Negligence is when a person fails to practice an expected level of care and this failure causes harm to another person, whether this means physical or psychological damage. Car accidents can cause both physical injuries and psychological distress that come with expensive medical bills and lost wages. This is why drivers are entitled to a certain amount of compensation if they are hit by a negligent driver. Talk to a Tennessee auto accident lawyer today if this has happened to you.
Basics of Negligence
When it comes to car accidents, there are two main types of negligence.
Comparative negligence is assigned to people when both drivers are considered partially at fault. The judge will remove a percentage of your compensation based on how much you were deemed at fault for the accident. This means that, if you were found 30% at fault for the accident, you will only receive 70% of compensation.

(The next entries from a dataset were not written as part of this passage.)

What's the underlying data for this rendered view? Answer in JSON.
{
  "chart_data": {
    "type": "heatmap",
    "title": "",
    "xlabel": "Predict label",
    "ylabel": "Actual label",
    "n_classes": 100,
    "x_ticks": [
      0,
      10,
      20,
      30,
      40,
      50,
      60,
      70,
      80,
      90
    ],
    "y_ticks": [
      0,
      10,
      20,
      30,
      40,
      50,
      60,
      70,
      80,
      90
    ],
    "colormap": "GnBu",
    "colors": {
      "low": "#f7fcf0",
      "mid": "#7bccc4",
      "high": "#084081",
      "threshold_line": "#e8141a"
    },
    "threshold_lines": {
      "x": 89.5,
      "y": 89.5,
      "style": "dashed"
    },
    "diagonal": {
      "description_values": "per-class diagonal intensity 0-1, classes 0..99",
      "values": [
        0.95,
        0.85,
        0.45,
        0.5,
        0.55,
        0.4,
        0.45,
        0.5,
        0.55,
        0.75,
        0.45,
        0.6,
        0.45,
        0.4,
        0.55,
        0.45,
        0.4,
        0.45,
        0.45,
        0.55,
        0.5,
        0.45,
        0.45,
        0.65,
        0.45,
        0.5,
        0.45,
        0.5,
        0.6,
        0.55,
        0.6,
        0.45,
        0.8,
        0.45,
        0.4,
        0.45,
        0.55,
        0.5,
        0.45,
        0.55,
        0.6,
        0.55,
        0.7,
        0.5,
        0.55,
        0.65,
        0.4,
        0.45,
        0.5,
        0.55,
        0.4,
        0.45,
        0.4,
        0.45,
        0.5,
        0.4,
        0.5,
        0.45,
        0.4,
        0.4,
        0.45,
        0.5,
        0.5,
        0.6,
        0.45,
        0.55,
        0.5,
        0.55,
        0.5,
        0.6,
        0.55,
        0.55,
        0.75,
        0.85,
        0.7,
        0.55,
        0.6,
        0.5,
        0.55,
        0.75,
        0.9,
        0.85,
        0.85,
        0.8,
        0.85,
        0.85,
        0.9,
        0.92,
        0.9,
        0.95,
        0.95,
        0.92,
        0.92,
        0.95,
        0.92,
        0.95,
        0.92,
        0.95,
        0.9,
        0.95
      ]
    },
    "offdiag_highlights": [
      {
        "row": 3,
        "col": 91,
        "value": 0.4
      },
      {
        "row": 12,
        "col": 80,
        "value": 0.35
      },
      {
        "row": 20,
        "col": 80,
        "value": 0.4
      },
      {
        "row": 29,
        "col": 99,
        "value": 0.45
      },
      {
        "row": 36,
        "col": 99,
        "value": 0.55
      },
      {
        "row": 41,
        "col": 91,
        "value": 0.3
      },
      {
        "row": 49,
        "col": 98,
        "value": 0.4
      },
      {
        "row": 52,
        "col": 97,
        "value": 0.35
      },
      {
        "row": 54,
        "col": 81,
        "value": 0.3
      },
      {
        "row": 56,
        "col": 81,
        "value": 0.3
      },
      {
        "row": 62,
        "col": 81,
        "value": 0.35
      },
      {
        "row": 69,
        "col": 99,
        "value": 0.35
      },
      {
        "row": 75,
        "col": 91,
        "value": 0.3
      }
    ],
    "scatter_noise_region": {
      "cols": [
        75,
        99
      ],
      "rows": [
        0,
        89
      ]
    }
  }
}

Contributory negligence means you will not receive any compensation at all if you were found partly at fault. There are no percentages used for compensation. Many states have done away with this type of negligence because of its all-or-nothing nature.
What is Driver Negligence?
To determine driver negligence, you need to look at common traffic laws first. Anything that deviates from common traffic laws is usually considered negligent by insurance companies and the legal system. For example, running a stop sign will be called negligent if the driver running the stop sign hits another car. This is because traffic laws are designed to protect other drivers on the road, so anyone who breaks these rules will automatically be blamed for the accident.
Driving under the influence of drugs or alcohol is also considered negligent driving. Mind-altering substances like these significantly impair necessary mental processes for safe driving like attention, coordination, vision, and reaction speed. A driver who chooses to drive while drunk is to blame because they made the choice to do so.
On that note, there are instances where accidents are considered genuine accidents, like when a driver has a heart attack and unintentionally runs into another car. The same logic applies to similar involuntary medical conditions like fainting or going into a diabetic coma. However, this will not likely work for people who fall asleep at the wheel because the driver chose to drive while drowsy. It is generally considered unsafe to drive drowsy in the same way that drinking while driving is considered unsafe.